In a quiet room, if you press your ear against a pillow, you can hear your heartbeat. As a kid, the muffled, rhythmic beats sounded like soft footsteps on a carpeted floor, so as a kid, almost every night—just as I was about to drift off to sleep—I would hear these footsteps and I would be ripped back to consciousness, terrified.

For my entire childhood I lived with my mother in a fairly nice neighborhood that was in a transitional phase—people of lower economic means were gradually moving in, and my mother and I were two of these people. We lived in the kind of house you see being transported in two pieces on the interstate, but my mom took good care of it. There were a lot of woods surrounding the neighborhood that I would play in and explore during the day, but at night—as things often do to a kid—they took on a more sinister feeling. This, coupled with the fact that, due to the nature of our house, there was a fairly large crawlspace underneath, filled my mind with imaginary monsters and inescapable scenarios which would consume my thoughts when I was awoken by the footsteps.

I told my mom about the footsteps and she said that I was just imagining things; I persisted enough that she blasted my ears with water from a turkey baster once just to placate me, since I thought that would help. Of course it didn't. Despite all the creepiness and footsteps, the only weird thing that ever happened was that, every now and then, I would wake up on the bottom bunk despite having gone to sleep on the top, but this wasn't really weird since I'd sometimes get up to piss or get something to drink and could remember just going back to sleep on the bottom bunk (I'm an only child so it didn't matter). This would happen once or twice a week, but waking up on the bottom bunk wasn't too terrifying. But one night I didn't wake up on the bottom bunk.

I had heard the footsteps, but was too far gone to be woken up by them, and when I was awoken it wasn't from the sound of footsteps or a nightmare, but because I was cold.

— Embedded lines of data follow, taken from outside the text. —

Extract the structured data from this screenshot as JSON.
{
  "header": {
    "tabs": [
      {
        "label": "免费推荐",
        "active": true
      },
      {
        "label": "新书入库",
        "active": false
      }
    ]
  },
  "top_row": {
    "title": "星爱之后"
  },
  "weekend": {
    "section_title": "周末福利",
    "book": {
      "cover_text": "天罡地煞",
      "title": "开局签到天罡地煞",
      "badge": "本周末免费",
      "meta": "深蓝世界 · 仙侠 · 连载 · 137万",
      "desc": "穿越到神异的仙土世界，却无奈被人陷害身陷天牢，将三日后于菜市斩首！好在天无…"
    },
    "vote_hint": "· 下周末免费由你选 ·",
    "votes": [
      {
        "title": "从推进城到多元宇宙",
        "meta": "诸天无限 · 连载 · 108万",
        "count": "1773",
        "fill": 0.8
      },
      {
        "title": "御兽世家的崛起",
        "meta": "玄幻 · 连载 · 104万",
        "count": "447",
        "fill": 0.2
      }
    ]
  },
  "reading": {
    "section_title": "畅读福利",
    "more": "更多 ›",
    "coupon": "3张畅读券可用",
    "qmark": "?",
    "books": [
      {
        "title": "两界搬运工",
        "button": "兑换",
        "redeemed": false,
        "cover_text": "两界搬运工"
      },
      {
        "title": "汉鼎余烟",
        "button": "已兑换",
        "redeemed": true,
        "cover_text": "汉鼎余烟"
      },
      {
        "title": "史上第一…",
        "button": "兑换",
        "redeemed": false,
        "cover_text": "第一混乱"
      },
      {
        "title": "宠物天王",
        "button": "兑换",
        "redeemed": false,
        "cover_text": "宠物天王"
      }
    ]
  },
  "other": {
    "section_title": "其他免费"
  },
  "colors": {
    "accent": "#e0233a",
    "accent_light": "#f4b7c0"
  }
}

Really cold. When I opened my eyes I saw stars. I was in the woods. I sat up immediately and tried to figure out what was going on. I thought I was dreaming, but that didn't seem right, though neither did me being in the woods. There was a deflated pool float right in front of me—one of those ones shaped like a shark. This only added to the surreal feeling, but after a while it seemed like I just wasn't going to wake up because I wasn't asleep. I stood up to orient myself, but I didn't recognize these woods. I played in the woods by my house all the time, so I knew them really well, but if these weren't the same woods then how could I get out? I took a step and felt a shooting pain in my foot, which knocked me back to where I had just been laying. I had stepped on a thorn. By the light of the moon I could see that they were everywhere. I looked at my other foot, but it was fine, and as a matter of fact, so was the rest of me. I didn't have another scratch on me and I wasn't even that dirty. I cried for a little bit and then stood back up.

I didn't know which way to go, so I just picked a direction. I resisted the urge to call out since I wasn't sure I wanted to be found by who or what might be out there.

I walked for what seemed like hours.

I tried to walk in a straight line, and tried to course-correct when I had to take detours, but I was a kid and I was afraid. There weren't any howls or screams, and only once did I hear any noise that scared me. It sounded like a crying baby. I think now that it was just a cat, but I panicked. I ran veering in different directions to avoid big thicks of bushes and collapsed trees. And I was paying close attention to where I stepped because by that point my feet were in pretty bad shape. I paid too much attention to where I was stepping and not enough to where those steps were leading because not long after hearing the cry I saw something that filled me with a kind of despair I haven't experienced since. It was the pool float.